Practicing Before Nationals
So, let’s talk a little bit about how we practiced the three times we had time to practice leading up to going to the actual tournament.
In our research, we have determined that when we shoot different shots (especially in sporting) many shooters think that they are using the same circuit – just with different timing and speed. But once again, research has proven that they are not.
Upon viewing each shot in a pair on each station, your brain in a matter of seconds must choose a beginning, middle and an ending from its inventory of circuits you have trained in practice and put them together synchronously in seconds. This is called recall.
Our experience is that most shooters go out and shoot the course. If they had difficulty on a station, they’ll go back and work on specific shots without recalling in detail how and where they want to hit each target in each pair. This is called blocked practice.

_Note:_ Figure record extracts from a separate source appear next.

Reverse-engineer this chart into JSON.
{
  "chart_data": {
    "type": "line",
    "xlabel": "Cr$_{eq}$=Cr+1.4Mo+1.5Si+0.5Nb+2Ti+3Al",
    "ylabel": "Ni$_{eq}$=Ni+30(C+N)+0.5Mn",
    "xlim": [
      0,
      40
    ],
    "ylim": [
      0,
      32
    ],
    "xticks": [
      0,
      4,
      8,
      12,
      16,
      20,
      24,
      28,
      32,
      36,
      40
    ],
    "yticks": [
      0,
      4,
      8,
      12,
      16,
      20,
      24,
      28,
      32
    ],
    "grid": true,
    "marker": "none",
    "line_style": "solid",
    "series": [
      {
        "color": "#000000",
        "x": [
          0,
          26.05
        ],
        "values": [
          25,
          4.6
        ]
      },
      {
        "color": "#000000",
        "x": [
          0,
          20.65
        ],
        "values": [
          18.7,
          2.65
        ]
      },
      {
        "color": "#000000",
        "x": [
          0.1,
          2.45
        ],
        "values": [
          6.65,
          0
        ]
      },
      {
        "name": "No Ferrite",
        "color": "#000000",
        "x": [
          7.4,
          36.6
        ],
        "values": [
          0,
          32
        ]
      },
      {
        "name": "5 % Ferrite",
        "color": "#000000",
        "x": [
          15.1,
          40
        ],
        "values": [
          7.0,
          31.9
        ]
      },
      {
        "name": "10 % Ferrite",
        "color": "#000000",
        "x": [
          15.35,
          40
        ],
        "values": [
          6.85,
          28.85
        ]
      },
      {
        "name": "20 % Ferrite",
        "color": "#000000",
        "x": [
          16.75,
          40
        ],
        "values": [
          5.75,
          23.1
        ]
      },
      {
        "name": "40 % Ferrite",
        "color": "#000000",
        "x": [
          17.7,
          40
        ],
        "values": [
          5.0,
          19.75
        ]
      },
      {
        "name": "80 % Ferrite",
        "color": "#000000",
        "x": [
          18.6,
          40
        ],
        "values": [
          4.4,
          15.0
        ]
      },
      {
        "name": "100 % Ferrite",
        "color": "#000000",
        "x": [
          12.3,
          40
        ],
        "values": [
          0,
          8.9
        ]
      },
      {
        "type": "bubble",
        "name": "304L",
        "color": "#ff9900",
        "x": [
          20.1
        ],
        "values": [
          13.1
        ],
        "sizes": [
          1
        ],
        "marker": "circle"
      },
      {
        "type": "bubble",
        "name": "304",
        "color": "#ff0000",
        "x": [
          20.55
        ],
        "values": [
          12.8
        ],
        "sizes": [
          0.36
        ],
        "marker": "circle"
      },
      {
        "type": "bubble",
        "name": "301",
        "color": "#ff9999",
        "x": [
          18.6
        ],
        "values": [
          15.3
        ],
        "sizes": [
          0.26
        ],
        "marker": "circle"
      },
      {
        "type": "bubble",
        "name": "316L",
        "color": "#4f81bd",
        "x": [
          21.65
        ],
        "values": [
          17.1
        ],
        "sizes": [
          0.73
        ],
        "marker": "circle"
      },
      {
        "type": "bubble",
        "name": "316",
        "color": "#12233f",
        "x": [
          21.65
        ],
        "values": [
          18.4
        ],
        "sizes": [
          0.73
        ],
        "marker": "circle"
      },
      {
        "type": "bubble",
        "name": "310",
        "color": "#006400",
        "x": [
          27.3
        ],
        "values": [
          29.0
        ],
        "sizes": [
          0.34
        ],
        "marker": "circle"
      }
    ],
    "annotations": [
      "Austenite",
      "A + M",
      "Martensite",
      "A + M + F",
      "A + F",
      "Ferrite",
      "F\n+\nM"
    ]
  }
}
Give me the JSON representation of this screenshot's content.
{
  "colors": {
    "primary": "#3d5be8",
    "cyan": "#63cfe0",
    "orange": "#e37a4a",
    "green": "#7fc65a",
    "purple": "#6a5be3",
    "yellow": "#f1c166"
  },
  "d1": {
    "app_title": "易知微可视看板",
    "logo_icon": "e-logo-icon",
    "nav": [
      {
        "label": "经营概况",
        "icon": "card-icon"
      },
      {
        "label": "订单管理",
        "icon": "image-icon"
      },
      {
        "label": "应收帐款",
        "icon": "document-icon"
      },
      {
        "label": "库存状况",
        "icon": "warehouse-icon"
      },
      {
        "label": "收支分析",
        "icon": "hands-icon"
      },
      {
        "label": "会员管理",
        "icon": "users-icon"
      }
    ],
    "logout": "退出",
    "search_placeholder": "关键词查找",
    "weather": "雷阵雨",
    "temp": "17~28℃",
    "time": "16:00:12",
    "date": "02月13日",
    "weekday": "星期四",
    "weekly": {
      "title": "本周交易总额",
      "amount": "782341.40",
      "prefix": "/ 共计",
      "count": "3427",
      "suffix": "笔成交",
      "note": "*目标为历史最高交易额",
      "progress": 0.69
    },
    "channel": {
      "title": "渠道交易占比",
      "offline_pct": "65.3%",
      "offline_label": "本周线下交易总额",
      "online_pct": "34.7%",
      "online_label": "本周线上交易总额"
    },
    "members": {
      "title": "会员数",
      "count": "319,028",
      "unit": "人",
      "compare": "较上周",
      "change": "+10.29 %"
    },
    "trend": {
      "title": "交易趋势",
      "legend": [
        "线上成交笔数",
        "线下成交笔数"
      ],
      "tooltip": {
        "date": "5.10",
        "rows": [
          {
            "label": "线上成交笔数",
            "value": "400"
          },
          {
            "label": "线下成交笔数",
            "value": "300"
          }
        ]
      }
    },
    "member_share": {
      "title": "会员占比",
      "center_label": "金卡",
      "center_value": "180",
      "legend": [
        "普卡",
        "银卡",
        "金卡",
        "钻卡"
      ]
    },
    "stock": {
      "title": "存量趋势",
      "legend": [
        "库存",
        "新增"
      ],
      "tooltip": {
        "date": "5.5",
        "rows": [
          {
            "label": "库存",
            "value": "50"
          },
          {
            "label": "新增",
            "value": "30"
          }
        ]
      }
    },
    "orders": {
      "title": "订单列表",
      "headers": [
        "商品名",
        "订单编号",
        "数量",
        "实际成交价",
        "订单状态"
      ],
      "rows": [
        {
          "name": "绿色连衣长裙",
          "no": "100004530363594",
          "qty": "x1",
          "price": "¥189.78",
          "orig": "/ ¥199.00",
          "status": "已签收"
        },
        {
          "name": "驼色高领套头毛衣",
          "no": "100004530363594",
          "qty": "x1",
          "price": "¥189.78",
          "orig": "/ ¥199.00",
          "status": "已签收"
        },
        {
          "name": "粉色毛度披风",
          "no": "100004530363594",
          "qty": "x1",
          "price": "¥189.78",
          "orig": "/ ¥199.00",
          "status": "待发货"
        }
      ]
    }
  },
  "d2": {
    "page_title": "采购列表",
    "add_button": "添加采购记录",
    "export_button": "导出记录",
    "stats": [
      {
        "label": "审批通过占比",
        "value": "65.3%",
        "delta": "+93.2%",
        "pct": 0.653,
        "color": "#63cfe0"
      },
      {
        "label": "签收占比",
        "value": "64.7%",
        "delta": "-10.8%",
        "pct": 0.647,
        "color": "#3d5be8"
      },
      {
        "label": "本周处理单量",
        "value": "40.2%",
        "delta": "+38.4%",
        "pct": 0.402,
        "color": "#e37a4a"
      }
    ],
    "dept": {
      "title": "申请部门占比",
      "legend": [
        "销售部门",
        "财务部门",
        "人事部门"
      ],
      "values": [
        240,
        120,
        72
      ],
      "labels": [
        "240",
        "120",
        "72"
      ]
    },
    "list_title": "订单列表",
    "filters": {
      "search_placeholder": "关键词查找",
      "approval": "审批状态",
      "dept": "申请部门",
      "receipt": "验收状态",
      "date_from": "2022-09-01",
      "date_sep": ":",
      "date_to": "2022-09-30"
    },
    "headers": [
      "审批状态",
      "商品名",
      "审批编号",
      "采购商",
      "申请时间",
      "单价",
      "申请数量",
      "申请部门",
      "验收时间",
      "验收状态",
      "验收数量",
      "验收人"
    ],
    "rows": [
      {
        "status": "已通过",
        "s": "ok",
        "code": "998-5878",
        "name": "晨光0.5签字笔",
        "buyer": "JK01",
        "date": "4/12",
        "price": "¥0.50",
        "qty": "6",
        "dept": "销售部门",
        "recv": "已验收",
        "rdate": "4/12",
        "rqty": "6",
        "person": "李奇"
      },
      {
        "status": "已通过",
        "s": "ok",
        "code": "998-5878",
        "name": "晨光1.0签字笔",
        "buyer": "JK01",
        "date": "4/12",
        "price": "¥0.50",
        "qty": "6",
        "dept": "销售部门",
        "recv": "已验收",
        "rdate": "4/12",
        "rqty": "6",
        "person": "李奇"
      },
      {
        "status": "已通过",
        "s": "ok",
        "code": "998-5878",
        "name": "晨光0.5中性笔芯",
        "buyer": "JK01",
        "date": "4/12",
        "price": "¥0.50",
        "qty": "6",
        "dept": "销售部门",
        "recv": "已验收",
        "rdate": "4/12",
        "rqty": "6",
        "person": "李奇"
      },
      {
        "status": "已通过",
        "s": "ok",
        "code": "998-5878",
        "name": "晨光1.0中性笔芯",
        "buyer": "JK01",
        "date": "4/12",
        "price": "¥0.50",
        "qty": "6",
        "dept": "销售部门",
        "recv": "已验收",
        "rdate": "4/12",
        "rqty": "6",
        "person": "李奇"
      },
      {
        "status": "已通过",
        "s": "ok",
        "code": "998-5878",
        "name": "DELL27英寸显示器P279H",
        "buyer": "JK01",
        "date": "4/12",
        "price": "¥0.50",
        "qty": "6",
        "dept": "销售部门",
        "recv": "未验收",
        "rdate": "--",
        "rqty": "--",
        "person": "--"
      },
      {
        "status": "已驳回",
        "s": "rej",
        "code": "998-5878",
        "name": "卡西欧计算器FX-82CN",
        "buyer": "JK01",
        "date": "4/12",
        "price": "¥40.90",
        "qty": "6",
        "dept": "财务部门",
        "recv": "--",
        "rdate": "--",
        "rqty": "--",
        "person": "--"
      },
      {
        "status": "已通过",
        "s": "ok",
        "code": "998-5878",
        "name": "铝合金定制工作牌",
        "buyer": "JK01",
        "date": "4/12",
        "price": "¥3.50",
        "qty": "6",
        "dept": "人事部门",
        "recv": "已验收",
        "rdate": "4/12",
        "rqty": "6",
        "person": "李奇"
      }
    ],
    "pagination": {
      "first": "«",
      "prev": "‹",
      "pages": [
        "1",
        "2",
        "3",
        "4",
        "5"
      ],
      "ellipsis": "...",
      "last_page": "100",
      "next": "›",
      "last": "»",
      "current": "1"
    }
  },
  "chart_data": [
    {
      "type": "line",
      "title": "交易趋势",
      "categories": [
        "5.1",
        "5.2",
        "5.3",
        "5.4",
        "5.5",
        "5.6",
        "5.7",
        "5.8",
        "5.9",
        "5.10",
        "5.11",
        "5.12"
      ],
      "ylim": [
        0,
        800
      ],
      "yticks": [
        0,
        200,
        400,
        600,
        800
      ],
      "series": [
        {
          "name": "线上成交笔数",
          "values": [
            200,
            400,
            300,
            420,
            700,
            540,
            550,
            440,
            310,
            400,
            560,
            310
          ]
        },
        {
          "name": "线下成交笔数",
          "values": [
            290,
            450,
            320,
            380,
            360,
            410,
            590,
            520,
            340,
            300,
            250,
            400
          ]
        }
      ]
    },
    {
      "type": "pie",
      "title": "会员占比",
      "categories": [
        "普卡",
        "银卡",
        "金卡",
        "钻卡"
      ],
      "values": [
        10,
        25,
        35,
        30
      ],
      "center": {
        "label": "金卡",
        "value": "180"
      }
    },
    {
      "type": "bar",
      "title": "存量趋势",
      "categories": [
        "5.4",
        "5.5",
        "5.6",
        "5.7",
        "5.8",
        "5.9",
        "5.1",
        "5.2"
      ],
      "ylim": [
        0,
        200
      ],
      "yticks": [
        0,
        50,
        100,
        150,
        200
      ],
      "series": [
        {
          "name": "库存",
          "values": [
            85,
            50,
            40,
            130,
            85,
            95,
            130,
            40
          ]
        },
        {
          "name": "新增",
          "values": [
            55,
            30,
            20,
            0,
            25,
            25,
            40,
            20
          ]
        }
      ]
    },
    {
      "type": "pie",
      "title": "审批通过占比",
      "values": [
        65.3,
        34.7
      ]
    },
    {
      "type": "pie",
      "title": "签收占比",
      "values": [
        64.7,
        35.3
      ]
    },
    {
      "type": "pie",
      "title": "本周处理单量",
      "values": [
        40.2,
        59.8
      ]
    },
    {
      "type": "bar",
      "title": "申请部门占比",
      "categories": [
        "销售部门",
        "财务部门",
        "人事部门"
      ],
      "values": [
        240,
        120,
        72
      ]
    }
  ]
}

They are usually shooting on their home course and are familiar with the surrounding. Their brains just put circuits together, and even if they have a great score in their practice rounds on game day, this approach falls apart on targets and courses they have never seen.
They are not forcing their brains to recall different parts of different circuits from their past, so the brain just uses whatever was used on the last station or another station. This results in chasing the birds down and trying to fix the shot at the end.
There are so many variables in each shot when the misses occur that they cannot be corrected. Frustration is the result. But they shot so well in practice!